In this economic climate, a hefty fine of the order of the $100 million dollars levied on McLaren for the Spygate scandal in 2007 would perhaps have been too harsh, although this offence was much worse. This was not McLaren's only punishment. They were also disqualified from the 2007 championship. That would also have cost them dear.
F1 teams get a share of the commercial spoils of the sport. Exactly how these are divvied up is kept signifcantly more secret than the evidence presented at today's hearing, which was leaked to the press a week ago but we do know that the amount a team gets depends on how successful they are, how long they've been in the sport and on all sorts of various criteria. If Renault had been disqualified from this year's championship, it's no exaggeration to say that this would have cost them a few million. In the context of their overall budget, it's not huge, but it would have been a bit better than just allowing them to pretty much continue as normal.

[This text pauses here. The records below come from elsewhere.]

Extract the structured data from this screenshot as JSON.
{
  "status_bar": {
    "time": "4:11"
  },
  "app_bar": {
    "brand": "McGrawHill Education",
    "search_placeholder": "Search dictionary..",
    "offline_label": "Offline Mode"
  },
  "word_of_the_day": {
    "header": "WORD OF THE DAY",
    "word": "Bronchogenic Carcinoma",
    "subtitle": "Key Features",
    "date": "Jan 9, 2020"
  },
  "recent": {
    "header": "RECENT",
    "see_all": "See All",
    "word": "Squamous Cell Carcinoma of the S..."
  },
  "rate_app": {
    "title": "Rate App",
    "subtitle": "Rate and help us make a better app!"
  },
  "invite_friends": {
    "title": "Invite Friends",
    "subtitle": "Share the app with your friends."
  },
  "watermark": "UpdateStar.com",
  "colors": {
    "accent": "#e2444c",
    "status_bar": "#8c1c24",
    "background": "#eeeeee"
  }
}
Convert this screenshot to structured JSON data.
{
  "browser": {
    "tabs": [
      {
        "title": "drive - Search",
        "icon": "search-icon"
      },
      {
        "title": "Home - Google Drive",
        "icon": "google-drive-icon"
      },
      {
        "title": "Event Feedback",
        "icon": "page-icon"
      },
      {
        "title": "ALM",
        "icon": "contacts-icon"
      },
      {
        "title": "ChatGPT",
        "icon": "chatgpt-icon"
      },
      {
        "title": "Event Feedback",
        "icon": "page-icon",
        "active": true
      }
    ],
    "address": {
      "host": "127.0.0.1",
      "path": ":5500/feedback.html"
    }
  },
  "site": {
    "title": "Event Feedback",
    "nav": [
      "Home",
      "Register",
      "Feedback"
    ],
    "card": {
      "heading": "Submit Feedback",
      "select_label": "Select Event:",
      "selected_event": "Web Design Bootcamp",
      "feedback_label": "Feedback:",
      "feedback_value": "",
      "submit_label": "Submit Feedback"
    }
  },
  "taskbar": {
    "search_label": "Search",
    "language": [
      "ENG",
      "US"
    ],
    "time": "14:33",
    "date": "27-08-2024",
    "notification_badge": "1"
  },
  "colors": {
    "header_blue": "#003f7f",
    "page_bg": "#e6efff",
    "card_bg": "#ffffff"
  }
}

I am not in any way sad to see that Flavio Briatore has pretty much been told never to darken the doorstep of motorsport ever again. Given his culpability in cheating in one sport, a question mark surely must hang over his participation in football, as owner of Queens Park Rangers. He's also banned from managing drivers so no doubt Fernando Alonso (who was completely exonerated of any involvement in the crash plot)and Mark Webber will be looking for a new manager.
Pat Symonds gets a five year ban because he said sorry. I think, to be honest, that that's a bit lenient.
Completely escaping any sort of punishment is the driver involved, Nelson Piquet Junior, because he blew the whistle. What he did was completely wrong, but we have to remember that he we one with the power in that situation. His statement and apology today gives some indication of the pressure he was under and his emotional state. Being bullied, as he undeniably was, by Briatore, a man who seemed to control every aspect of his professional and personal life, can do strange things to a person's psyche and the fact that he was prepared to crash a car at over 100mph on orders shows the fragility of his mind at the time.
I'm not optimistic that he has a future in Formula 1, as he clearly wants to have, but I'd like to see what a decent team manager would do with him.